One technique I’ve used successfully is to create a database view which includes everything needed for the application business method. I like using views because it gives me much more granualar control over exactly what the joins are between tables, and also what fields are returned from the database. It also simplifies the Entity Framework code. But the biggest advantage is that the view becomes an interface – a contract really – between the database and the code. So if you have a DB expert who tells you “Look, your performance issues are down to how your database is designed – I can fix this, but if I do it’ll probably break your application“, you’ll be able to respond “Well, we query the database through a view, so as long as you’re able to create a view that has the same columns and output, you can change the database without affecting us.”
Of course if you’re using a database view, that means you won’t be able to update objects using Entity Framework because a view is read-only…which kind of defeats the purpose of using an ORM. However, if you have someone demanding a fix for a slow site, it’s a lot less intrusive to create and index a view than it is to re-engineer the application.
Note: I’m not advocating this as a magic bullet – it’s just a technique that sometimes has its place.
This is an Entity Framework setting. If you’re using views – or you know that your Entity Framework call won’t need to update the database – you can get an extra performance boost by using the AsNoTracking keyword.
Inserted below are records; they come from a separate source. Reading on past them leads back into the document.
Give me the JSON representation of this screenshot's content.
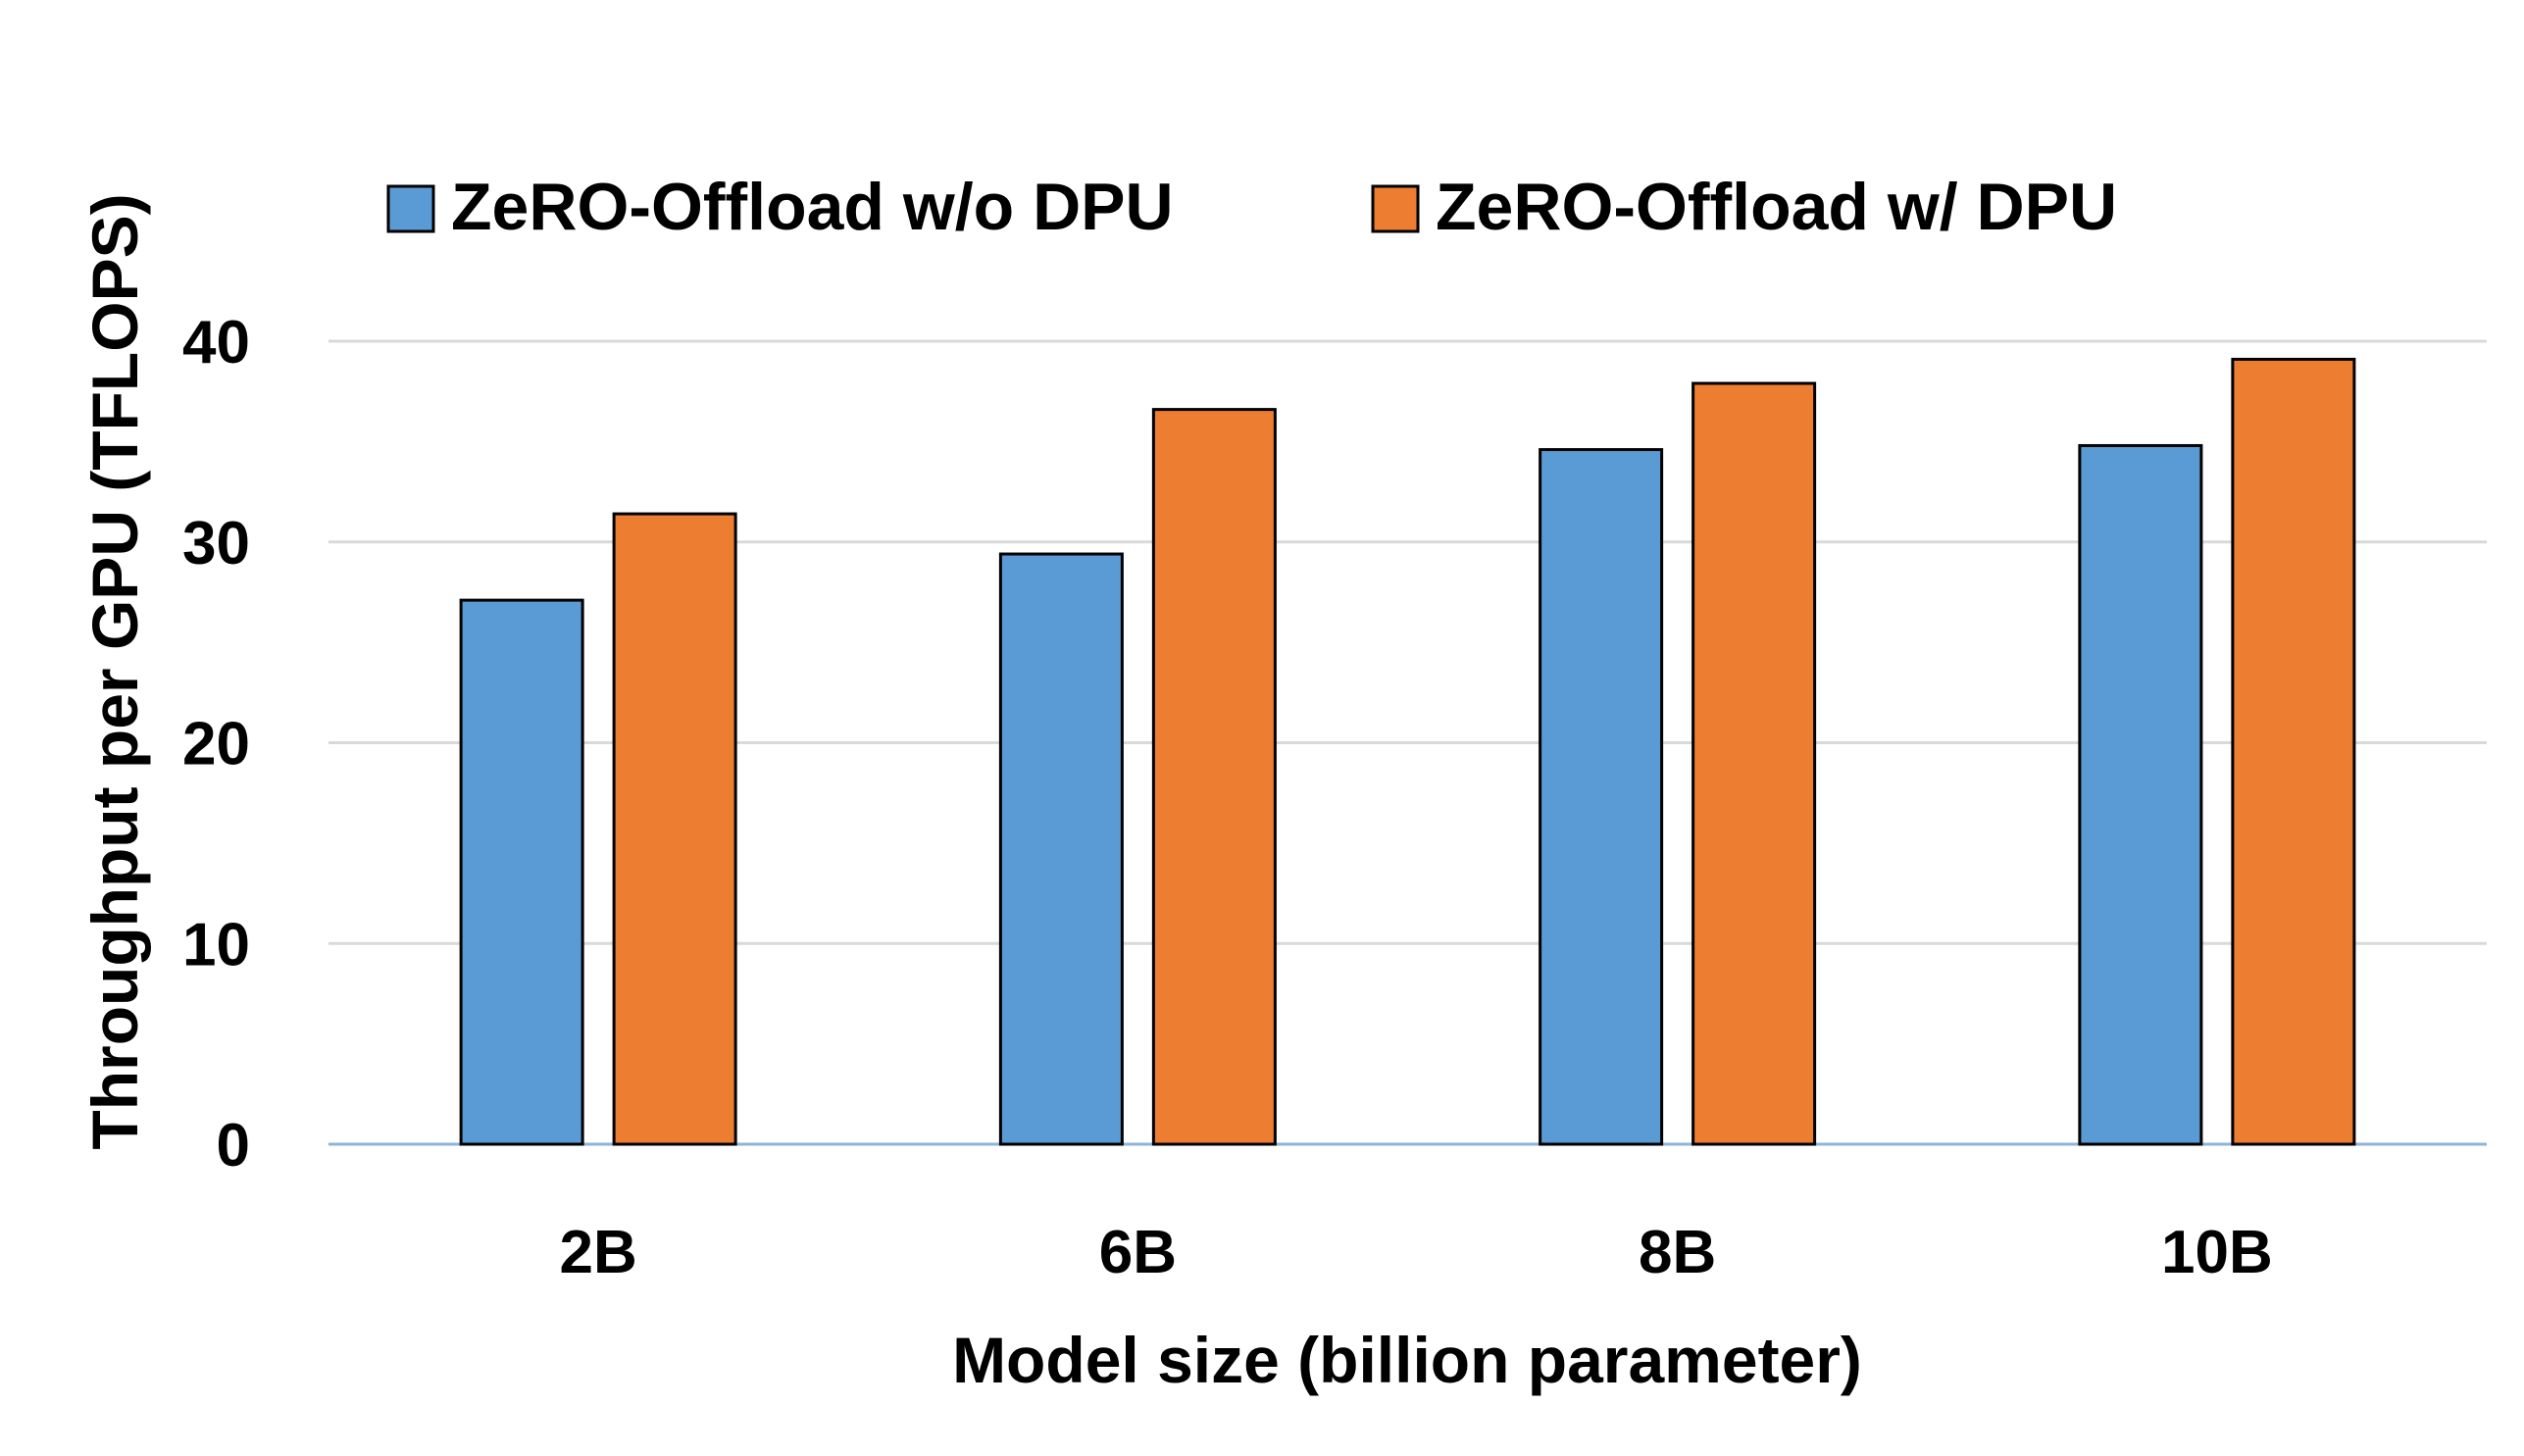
{
  "chart_data": {
    "type": "bar",
    "title": "",
    "xlabel": "Model size (billion parameter)",
    "ylabel": "Throughput per GPU (TFLOPS)",
    "categories": [
      "2B",
      "6B",
      "8B",
      "10B"
    ],
    "ylim": [
      0,
      40
    ],
    "yticks": [
      0,
      10,
      20,
      30,
      40
    ],
    "grid": true,
    "legend_position": "top",
    "series": [
      {
        "name": "ZeRO-Offload w/o DPU",
        "color": "#5b9bd5",
        "values": [
          27.1,
          29.4,
          34.6,
          34.8
        ]
      },
      {
        "name": "ZeRO-Offload w/ DPU",
        "color": "#ed7d31",
        "values": [
          31.4,
          36.6,
          37.9,
          39.1
        ]
      }
    ]
  }
}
var cars = context.Cars.AsNoTracking().Where(c => c.Color == "Red");
This will give you a performance boost if you’re returning large volumes of data, but less so for smaller volumes. Your mileage may vary – but remember you need to be sure you aren’t updating the context to use this.
- Ignore the wisdom of the newsgroup posts that say “Entity Framework’s just slow, nothing you can do”;
- Instead, run SQL Server profiler on the database, and put the resulting trace file through SQL Server’s Database Engine Tuning Adviser to find indices that will improve the slowest queries;
- Analyse the code to identify the “Select N+1” problem – there almost always is one of these in the code somewhere. If you want to find it, turn off lazy loading and run your tests.
- If you’re returning large volumes of data into a read-only list, see if you can use AsNoTracking to squeeze a bit more performance from your application.